Tentang Keong yang Lulus Kuliah



Analogi ini bukanlah buah pemikiran saya sendiri. Pertama kali saya mendengarnya adalah dari seorang barista hebat yang kala itu menjadi narasumber di sebuah seminar yang saya hadiri. Keong? Lulus kuliah? Rupanya masuk akal!

Masa-masa kuliah, sungguh empat tahun yang penuh perjuangan, bukan? Di tengah kekosongan menunggu yudisium dan wisuda, apa salahnya sih kita flashback sebentar mengenai perjalanan kuliah kita? 

Di mulai dari diumumkannya nama kita menjadi salah satu bagian dari suatu universitas. Entah itu negeri, entah itu swasta. Entah itu di kota kelahiran atau di kota orang. Kita kemudian memutuskan untuk merantau, meninggalkan keluarga, tanpa tahu kapankah kita bisa kembali tinggal bersama mereka seperti dulu. Ingatkah kita, berat sekali rasanya di awal?

Masa-masa ospek tiba, masa-masa kuliah yang dinanti tak lama lagi juga akan tiba. Mengenal apa itu berkuliah, segala sistemnya, dosennya, teman seangkatan, kegiatan organisasi, juga lingkungan sekitar. Masih ingatkah kita, ketika kakak-kakak alumni sedang berapi-api memberi kita semangat untuk memamfaatkan waktu kuliah sebaik mungkin? "Jangan cuma belajar di kelas, ikutlah organisasi. Hardskill saja tidak akan cukup. Kita butuh softskill untuk bisa sukses!". Lalu, ribuan mata bening mengerjap penuh harap.

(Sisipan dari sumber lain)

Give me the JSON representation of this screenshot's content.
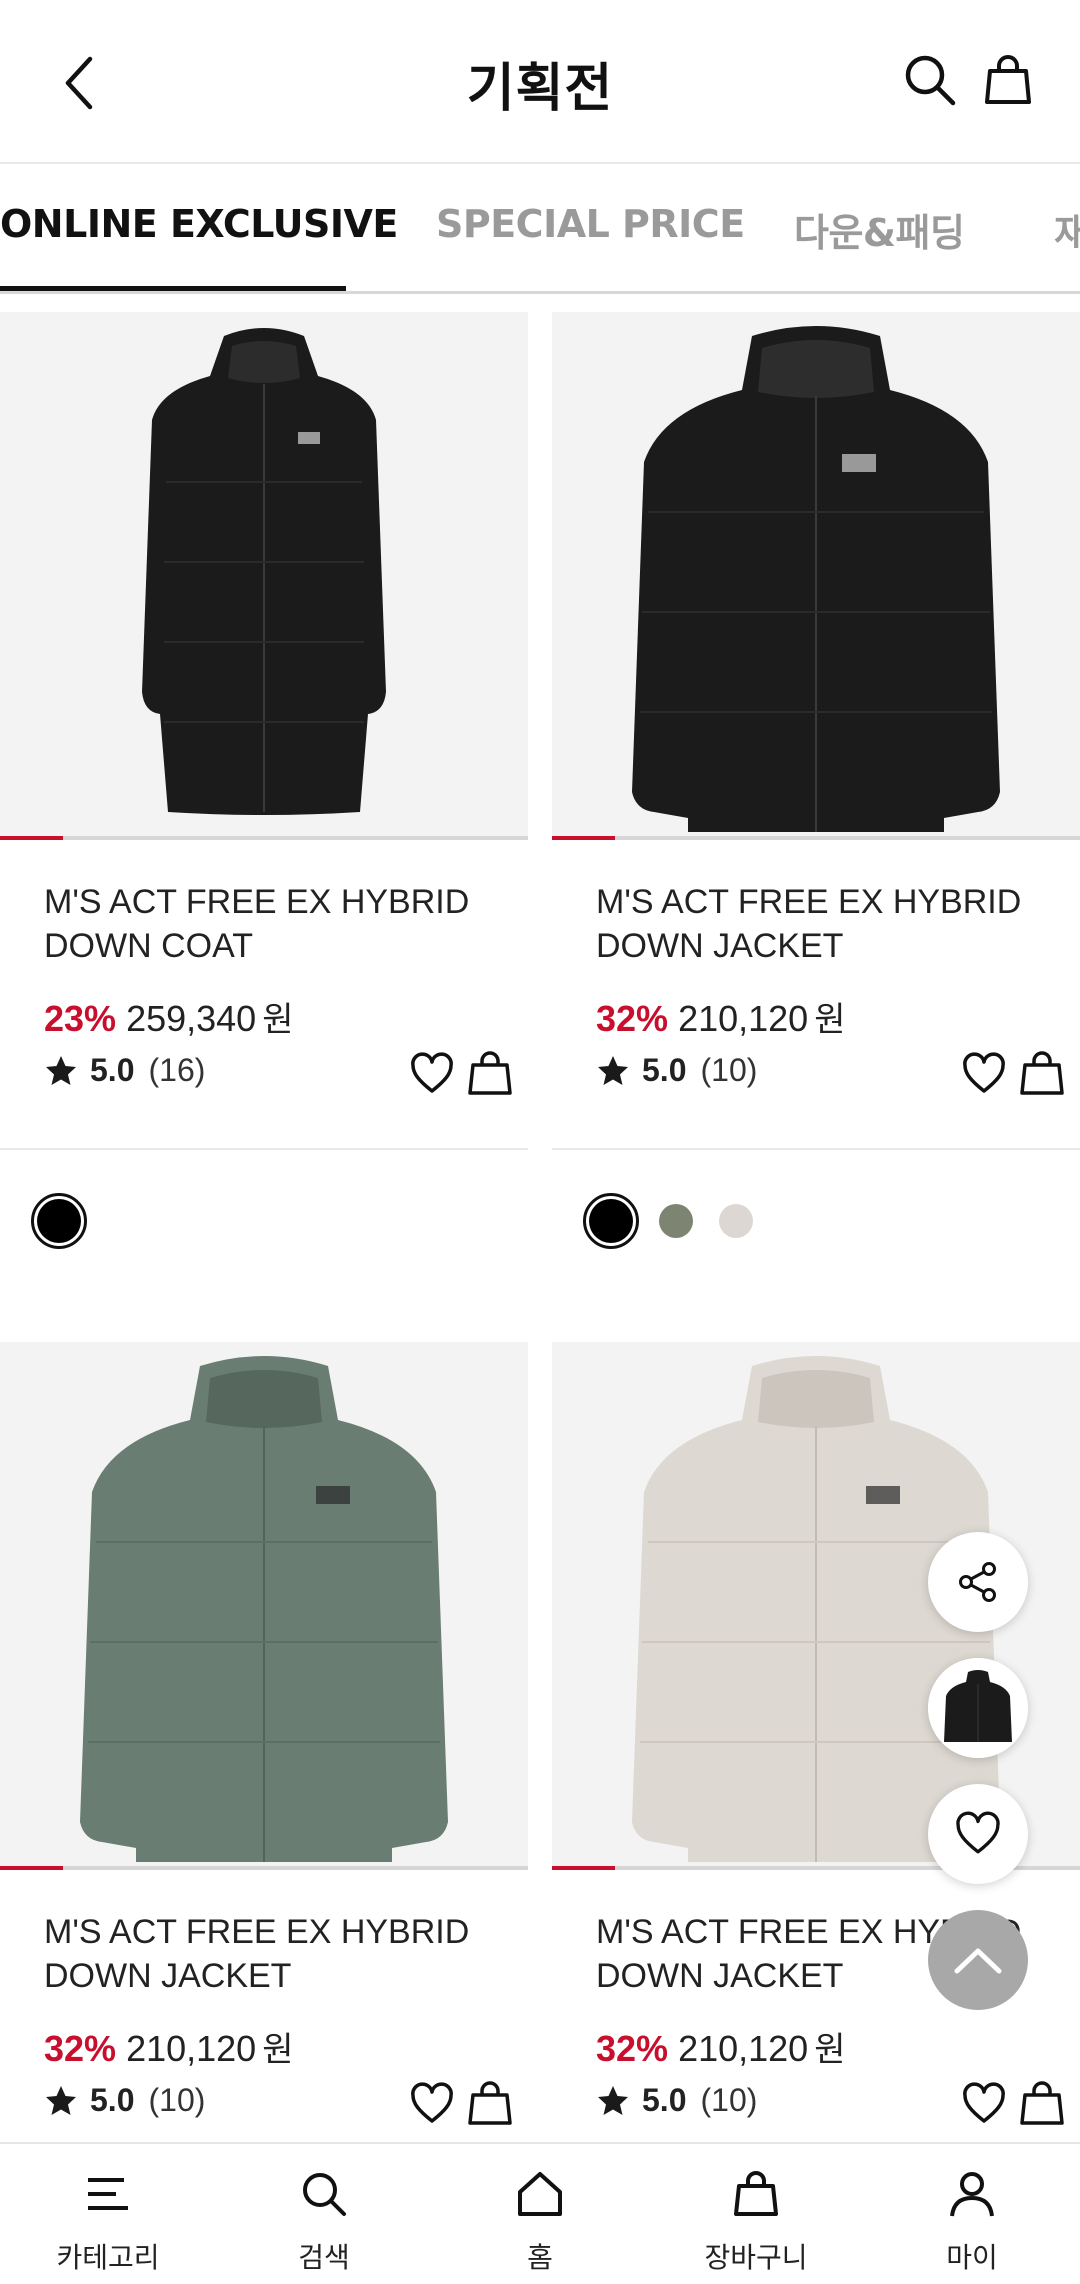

Tentu harapannya sama, ingin menjadi mahasiswa sukses yang lulus tepat waktu.

Hari demi hari berlalu. Perjalanan perkuliahan tak semulus yang kita perkirakan. Ada konflik internal dan eksternal yang menghadang jalan kita. Hingga mungkin saja itu membuat jalan kita menjadi "berbeda" dengan jalan milik teman-teman yang lain. Tetapi, keberuntungan tetap ada. Salah satunya, beberapa orang yang selalu berjalan bersama kita, teman-teman dekat.

Tentang kuliah di kelas, tutor, praktikum, mengerjakan laporan, tugas kelompok, praktik kerja lapangan, seminar PKL, kuliah kerja nyata, magang, seminar proposal, sidang skripsi, yudisium, wisuda.... lalu apalagi?

Rupanya benar. Menjalani hidup setelah skripsimu rampung, lebih seperti berenang di lautan yang sangat luas. Masa-masa sekolah, masa-masa kuliah, kita menjalani hidup seperti melakukan perjalanan di darat. Ada jalan raya di sana. Kita hanya perlu berjalan sesuai peta, lalu kita akan sampai di garis finish.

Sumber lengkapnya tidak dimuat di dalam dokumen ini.